What is the gravity/inertia question?

Question

Is the discussion about how gravity and inertia are the same, about the idea that when you hit a ball, it doesn't come back but when you throw a ball up, it does come back?

Answer 1

This discussion has nothing to do with a ball being hit or thrown. It is about why the inertial mass is equal to the gravitational mass (see also inertial vs. gravitational mass). But for explaining this I need to reach out more.

Inertial mass is how much a body refuses to be accelerated. To accelerate a body with acceleration $\mathbf{a}$ you need to apply a force $$\mathbf{F}_a=m_i \mathbf{a}.$$ The factor $m_i$ appearing here is called the inertial mass of the body.

On the other hand, gravitational mass is how much a body reacts to gravity.
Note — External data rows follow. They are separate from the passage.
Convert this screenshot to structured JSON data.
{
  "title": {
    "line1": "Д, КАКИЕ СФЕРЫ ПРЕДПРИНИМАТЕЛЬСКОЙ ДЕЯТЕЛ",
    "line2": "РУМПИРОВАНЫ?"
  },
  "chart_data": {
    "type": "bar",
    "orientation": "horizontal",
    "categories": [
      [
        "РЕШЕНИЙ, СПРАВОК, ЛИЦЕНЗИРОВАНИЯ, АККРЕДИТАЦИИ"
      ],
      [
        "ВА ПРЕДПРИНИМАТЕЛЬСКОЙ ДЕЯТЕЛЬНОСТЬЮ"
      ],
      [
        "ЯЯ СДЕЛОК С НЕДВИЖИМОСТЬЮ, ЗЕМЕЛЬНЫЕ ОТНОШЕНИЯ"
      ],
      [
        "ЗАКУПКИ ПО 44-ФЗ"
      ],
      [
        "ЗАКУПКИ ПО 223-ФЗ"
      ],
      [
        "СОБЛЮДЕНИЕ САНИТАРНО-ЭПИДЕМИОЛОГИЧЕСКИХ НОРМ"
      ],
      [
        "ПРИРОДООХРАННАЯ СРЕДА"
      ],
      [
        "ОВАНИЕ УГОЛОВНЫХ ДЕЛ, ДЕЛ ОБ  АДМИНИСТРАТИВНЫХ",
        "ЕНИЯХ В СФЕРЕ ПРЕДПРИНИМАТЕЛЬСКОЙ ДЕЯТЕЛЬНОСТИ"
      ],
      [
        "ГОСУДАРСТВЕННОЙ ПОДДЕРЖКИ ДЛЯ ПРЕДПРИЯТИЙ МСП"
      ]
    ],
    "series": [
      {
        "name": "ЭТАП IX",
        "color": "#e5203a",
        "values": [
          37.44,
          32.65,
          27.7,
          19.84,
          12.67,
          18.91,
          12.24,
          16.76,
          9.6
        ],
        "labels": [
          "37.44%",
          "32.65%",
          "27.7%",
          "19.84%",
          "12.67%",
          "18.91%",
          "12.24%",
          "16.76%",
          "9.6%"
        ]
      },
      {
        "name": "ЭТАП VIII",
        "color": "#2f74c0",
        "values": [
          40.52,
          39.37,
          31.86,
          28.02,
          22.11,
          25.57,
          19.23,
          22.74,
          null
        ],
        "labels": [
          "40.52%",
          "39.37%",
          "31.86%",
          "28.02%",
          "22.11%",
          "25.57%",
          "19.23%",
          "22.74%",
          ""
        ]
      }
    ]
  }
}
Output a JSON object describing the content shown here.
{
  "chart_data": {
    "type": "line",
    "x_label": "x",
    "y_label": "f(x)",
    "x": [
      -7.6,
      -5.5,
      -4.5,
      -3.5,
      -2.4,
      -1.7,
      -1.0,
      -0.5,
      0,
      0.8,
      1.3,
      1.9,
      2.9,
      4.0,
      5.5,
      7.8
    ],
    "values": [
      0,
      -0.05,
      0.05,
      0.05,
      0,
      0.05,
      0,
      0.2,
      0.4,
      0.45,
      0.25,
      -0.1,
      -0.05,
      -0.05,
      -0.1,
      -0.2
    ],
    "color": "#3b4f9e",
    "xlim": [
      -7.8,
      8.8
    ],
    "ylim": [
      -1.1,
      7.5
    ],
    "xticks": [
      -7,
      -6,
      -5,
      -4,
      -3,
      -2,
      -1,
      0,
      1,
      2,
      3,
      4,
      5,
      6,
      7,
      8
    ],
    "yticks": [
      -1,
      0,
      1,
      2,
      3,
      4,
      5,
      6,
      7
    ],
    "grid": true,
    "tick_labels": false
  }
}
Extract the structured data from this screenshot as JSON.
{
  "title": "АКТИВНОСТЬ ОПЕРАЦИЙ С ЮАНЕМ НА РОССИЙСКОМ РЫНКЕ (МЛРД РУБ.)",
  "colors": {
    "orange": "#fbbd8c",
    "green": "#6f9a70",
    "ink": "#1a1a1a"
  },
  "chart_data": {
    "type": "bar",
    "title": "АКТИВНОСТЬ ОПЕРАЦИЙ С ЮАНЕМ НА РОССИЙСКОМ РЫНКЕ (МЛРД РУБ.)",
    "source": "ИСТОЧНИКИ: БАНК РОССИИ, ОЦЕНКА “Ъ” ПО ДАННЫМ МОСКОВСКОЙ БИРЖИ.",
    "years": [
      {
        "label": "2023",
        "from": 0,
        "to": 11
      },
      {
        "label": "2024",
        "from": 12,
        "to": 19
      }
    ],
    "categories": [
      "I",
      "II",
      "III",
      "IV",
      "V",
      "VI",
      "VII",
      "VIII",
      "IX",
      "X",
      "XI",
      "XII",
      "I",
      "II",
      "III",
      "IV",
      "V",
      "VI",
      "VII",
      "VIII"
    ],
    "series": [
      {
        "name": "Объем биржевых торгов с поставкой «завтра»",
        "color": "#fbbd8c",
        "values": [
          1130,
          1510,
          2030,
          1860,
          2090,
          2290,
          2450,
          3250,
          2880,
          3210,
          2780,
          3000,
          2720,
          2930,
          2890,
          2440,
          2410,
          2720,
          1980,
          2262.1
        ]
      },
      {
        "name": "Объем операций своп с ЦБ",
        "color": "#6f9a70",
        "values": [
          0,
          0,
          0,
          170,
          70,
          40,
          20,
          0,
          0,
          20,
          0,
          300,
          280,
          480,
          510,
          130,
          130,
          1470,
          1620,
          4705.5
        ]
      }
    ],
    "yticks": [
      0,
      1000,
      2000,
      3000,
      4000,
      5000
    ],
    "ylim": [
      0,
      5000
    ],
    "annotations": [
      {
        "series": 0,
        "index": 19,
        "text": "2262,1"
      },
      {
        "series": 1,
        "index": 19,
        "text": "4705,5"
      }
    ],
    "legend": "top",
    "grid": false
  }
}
When a body is in a gravitational field of strength $\mathbf{g}$ then it is subject to the gravitational force $$\mathbf{F}_g=m_g\mathbf{g}.$$ The factor $m_g$ appearing here is called the gravitational mass of the body (or more precisely: the passive gravitational mass)).

Now it is known (already by Newton in 1680, extending on Galilei's concepts from 1600) that for all bodies these two masses ($m_i$ and $m_g$) are equal. And therefore we usually call it just the mass of the body. But why are these two equal? This is a simple but highly non-trivial question. And even Newton didn't have an answer for this.

It took until 1915 (Einstein's theory of general relativity) to get an explanation for this coincidence. Actually this theory begins with the equivalence principle, claiming that a gravitational field and and an acceleration are not distinguishable from each other. Or saying in other words: The gravitational force is also kind of an inertial force, and therefore proportional to the inertial mass.